Le gouvernement met de côté la promesse d’une réforme électorale

Nous devrions l’avoir vu en octobre dernier, lorsque Justin Trudeau a déclaré au journal Le Devoir qu’il n’avait plus la même appétit pour la réforme électorale qu’il avait lorsque les conservateurs étaient au pouvoir. Ce qu’il voulait probablement dire, c’est que les libéraux n’ont plus envie de changer un système qui vient de leur donner un gouvernement majoritaire avec seulement 40 % du vote populaire et que les mathématiques électorales, qu’ils trouvaient si imparfaites lorsqu’elles penchaient en faveur de Stephen Harper, sont tout à fait acceptables quand elles leur sont favorables.

Le premier ministre n’a pas tardé à revenir sur ses propos parce-que cela donnait une si mauvaise impression. Le Comité spécial sur la réforme électorale n’avait alors même pas fait rapport au Parlement après avoir passé des mois à consulter les Canadiens. Toutefois, l’empressement que le gouvernement avait pris à former le Comité était sans doute le premier indice de son manque d’engagement à l’égard de la réforme électorale.

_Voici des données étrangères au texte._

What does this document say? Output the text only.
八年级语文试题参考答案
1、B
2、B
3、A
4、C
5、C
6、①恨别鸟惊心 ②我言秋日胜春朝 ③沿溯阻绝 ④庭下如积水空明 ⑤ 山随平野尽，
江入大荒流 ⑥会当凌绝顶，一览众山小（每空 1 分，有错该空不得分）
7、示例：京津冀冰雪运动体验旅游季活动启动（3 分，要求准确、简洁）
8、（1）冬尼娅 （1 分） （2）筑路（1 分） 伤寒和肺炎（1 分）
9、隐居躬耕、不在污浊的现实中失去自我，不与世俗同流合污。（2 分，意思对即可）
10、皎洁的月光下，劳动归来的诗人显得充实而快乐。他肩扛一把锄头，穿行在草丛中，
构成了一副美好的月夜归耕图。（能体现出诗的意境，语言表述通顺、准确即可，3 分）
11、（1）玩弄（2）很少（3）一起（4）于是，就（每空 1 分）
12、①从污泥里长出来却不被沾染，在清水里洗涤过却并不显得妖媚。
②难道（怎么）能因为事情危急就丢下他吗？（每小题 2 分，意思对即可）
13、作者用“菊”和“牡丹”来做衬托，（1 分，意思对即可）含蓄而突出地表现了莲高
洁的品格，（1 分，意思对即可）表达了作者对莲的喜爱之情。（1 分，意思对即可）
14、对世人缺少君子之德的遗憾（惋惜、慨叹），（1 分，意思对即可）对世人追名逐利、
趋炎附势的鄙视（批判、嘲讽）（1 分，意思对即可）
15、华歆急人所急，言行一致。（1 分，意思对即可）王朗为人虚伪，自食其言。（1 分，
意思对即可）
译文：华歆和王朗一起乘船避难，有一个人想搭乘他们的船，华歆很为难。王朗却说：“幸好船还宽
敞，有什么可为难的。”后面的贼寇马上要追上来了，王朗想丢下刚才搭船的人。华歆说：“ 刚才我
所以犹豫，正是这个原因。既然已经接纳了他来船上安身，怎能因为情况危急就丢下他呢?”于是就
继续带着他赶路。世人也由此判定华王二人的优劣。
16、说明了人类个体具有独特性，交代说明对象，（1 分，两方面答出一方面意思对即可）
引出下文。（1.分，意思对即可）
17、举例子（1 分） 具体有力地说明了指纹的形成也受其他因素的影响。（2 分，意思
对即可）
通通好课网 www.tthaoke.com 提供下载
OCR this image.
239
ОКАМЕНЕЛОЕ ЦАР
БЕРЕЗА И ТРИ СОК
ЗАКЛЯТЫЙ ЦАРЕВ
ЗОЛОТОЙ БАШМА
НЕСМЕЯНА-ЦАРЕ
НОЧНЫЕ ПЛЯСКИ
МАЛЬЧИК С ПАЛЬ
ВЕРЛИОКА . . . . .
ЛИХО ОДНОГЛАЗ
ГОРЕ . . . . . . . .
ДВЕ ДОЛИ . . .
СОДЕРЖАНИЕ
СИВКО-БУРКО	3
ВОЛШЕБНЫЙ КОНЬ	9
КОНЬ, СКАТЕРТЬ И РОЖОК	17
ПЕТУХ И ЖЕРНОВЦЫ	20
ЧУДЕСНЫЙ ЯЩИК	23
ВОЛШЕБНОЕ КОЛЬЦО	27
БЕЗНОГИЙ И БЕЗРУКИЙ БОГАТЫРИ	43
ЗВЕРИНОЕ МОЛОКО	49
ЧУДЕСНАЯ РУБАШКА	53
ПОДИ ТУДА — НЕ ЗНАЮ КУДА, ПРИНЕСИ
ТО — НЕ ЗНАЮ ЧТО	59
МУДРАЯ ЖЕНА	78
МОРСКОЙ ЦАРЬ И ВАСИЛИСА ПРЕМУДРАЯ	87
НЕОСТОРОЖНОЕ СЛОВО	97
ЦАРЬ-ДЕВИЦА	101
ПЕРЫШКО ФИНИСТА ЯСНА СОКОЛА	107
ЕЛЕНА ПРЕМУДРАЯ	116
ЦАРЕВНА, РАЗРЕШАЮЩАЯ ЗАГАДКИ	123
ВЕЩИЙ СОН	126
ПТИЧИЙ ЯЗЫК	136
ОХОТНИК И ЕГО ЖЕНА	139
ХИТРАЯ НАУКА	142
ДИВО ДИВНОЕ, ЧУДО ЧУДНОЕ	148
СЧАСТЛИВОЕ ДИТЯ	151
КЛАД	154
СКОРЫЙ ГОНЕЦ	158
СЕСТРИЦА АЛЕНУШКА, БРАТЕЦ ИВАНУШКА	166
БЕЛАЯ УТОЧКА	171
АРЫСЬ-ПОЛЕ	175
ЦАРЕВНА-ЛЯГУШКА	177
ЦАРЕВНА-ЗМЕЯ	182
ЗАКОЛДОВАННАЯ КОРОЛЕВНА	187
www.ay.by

Les Canadiens peuvent être excusés de penser autrement parce que les Libéraux ont bel et bien affirmé qu’ils allaient changer le système. Il s’agissait d’un volet important de leur plate-forme électoral et du discours du Trône qui a établi les bases de la législature actuelle. Mis à part le dérapage d’octobre, le Premier Ministre est resté fidèle au message et il a persisté à parler de réforme électorale durant les assemblées publiques qui ont précédé la session parlementaire actuelle. Or, tout a changé avec la lettre de mandat pour le nouveau ministre des Institutions Démocratiques, affirmant que le gouvernement laisse tomber la réforme électorale.

Les députés qui avaient passé la dernière année à travailler au sein du Comité ont subi un choc terrible. Les Néo-Démocrates et les Verts ont également fait  de la réforme électorale  une pierre angulaire de leurs plates-formes électorales. Il semble maintenant que les libéraux ne l’ont inclus dans leur campagne que pour attirer les électeurs. De toute façon, que plus de 60 % des votes exprimés en 2015 sont allés à des partis qui avaient déclaré ouvertement qu’ils changeraient le système pour faire en sorte que, pour reprendre les mots du Premier Ministre, « chaque vote compte ».

Le gouvernement prétend qu'ils ne parviennent pas à trouver un consensus sur la question, mais leur sondage qui a suivi la recommandation du comité pour la représentation proportionnelle a été largement critiquée d’être vague. De plus, il n'a jamais été clair qu'ils étaient à la recherche d'un consensus tout au long du processus et avec l'enquête en particulier.

Le problème sera maintenant de gérer le cynisme des électeurs qui pensaient que le gouvernement allait modifier un système injuste. Si les Canadiens ont besoin qu’on leur rappelle à quel point le système reflète la mal volonté de l’électeur, ils n’ont qu’à songer aux élections de 1993. Le Bloc québécois avait alors réussi à devenir l’Opposition Officielle, en se classant deuxième pour le nombre de sièges au Parlement, mais quatrième sur le plan du vote populaire. En même temps, le NPD avait remporté quatre fois plus de sièges que les conservateurs, même si ces derniers avaient obtenu plus d’un million de votes de plus.

Les promesses d’une réforme électorale étaient considérées comme faisant partie d’une plate-forme progressiste, et c’est ce qui a incité davantage de personnes à voter lors des dernières élections. Faire marche arrière sera perçu comme une trahison envers les Canadiens qui croyaient avoir voté pour changer la façon de faire de la politique. Au lieu de corriger les défaillances de notre système électoral au profit de tous les Canadiens, les Libéraux se contentent de ne rien faire parce qu’ils les aide maintenant. C’est une façon cynique de faire de la politique, et cela risque de diminuer le taux de participation électorale. Les Canadiens méritent mieux.